As we felt this was a promising approach we decided to try some signal processing algorithms to clean our signal in the hope that this would make it easier to extract the data we desired. We felt this was a sensible approach because on observing the data over prolonged periods of time we noticed that the noise was periodic, increasing or decreasing at a set interval. This we hoped would make it easy to identify and remove.

Our first task then was to identify the period of the noise, in other words its frequency. To do this we took a sample of the signal from the experiment above and performed frequency decomposition in MATLAB using the fast Fourier transform (FFT). By performing this decomposition, we found two peaks in our spectrogram, one corresponding to the frequency at which our LED was set to blink and the other, we assumed, to the frequency of the noise.

Figure 5: FFT Transform of the Output Voltage Signal.

We were able to identify that the noise has a frequency of approximately 0.2069Hz. You can see this by comparison with the sine wave of that frequency in figure 6.

Figure 7: Output Voltage Signal (Orange) and Sine Wave of Frequency 0.2069Hz (Blue).

Having identified the frequency of our noise we set out to filter it out. There are a number of different software filtering strategies. We investigated smoothing using various moving average algorithms and the related butterworth filter to create a software band stop or high pass filter.

Figure 8: Results of using a moving average (top) and butterworth filter (bottom) on our voltage signal. Noise still remains.

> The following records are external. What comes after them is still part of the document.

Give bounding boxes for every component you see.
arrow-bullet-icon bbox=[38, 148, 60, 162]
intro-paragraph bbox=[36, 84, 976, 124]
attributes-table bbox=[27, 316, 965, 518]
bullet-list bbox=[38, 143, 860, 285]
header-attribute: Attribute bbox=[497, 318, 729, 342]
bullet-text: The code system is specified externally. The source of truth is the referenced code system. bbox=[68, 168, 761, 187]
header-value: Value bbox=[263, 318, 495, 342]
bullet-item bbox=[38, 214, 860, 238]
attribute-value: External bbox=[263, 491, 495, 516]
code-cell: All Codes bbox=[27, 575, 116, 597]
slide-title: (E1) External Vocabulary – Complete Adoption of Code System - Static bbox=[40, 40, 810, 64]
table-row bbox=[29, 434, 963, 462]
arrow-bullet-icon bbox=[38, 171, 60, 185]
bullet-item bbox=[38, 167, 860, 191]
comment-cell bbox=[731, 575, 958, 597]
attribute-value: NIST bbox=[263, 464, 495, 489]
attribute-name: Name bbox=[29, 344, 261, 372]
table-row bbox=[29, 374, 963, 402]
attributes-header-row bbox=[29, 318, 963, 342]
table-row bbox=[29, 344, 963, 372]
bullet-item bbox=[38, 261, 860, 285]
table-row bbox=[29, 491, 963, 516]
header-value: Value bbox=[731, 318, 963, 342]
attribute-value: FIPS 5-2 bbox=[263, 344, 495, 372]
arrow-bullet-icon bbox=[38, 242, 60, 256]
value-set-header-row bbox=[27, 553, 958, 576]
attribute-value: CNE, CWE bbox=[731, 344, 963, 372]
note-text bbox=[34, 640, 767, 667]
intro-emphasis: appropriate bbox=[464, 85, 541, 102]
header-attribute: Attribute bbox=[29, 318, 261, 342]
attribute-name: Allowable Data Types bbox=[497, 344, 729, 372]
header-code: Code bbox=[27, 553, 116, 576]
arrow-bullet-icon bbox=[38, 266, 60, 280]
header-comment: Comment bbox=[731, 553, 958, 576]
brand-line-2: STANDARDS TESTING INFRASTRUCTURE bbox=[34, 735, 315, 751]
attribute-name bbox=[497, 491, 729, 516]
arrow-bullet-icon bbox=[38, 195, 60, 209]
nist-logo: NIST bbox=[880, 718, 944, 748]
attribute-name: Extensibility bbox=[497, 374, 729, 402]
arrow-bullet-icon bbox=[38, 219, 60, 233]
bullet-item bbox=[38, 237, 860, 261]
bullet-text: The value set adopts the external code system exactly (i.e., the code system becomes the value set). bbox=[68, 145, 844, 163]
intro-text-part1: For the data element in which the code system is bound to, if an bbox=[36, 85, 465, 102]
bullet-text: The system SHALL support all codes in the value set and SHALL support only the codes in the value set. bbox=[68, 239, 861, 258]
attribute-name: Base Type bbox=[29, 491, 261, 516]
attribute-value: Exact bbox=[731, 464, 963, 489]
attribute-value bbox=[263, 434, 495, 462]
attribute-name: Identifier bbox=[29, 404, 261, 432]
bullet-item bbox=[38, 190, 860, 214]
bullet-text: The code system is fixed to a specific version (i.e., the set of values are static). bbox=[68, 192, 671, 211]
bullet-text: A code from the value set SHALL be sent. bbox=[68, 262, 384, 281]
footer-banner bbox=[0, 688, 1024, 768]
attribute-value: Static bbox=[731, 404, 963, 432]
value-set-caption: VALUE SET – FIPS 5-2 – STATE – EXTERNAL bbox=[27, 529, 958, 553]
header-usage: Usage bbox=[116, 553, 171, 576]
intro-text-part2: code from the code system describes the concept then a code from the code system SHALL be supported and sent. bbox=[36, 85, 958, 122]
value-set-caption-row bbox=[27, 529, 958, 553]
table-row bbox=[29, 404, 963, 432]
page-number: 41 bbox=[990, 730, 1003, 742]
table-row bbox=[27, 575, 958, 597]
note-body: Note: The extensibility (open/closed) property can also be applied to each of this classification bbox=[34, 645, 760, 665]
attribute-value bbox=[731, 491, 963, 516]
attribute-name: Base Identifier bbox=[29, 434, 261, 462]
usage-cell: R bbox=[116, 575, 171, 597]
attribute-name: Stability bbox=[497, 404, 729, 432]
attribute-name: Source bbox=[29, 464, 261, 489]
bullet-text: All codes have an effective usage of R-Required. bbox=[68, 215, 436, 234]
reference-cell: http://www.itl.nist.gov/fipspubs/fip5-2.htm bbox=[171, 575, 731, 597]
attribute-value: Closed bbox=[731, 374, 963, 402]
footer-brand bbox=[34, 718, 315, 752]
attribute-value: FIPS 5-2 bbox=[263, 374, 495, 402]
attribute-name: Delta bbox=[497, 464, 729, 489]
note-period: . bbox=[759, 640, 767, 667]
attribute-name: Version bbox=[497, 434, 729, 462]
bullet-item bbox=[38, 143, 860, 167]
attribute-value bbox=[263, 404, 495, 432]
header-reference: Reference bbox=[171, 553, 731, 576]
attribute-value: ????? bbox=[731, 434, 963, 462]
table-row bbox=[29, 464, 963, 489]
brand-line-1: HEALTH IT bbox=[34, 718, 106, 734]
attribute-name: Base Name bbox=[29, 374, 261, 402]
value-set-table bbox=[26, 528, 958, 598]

We also tried using alternative sampling frequencies, those higher than the noise frequency to see if this had any effect but due to the frequency being variable were unable to remove the noise sufficiently.

Figure 9: Signal (Blue) and decimated signal (orange) showing that noise remains.

Finally, we set out to identify the source of the noise itself in the hope that this would allow us to eliminate it. After conducting some research, we thought that one culprit could be the USB power source for our Arduino board. This is a source of noise as the reference voltage used by the Arduino to measure the voltage on the analog pins is the same as the power source. Thus, if the power source voltage varies then the reference voltage also changes as does the derived measurements. In our first attempt at rectifying this we switched the analog reference voltage from the power supply to the on-board 1V reference which should be less noisy. Unfortunately, this did not solve the issue.

The alternative would be to use an alternative 5V power source such as a USB battery pack. However, in our current scheme we were using USB serial as a way of reporting the light intensity so it is unavoidable that we would have the USB power plugged in. Given more time we may have been able to adapt the system to use an alternative power source and also use USB serial or some alternative reporting mechanism but we were unable to do so in the time we had available.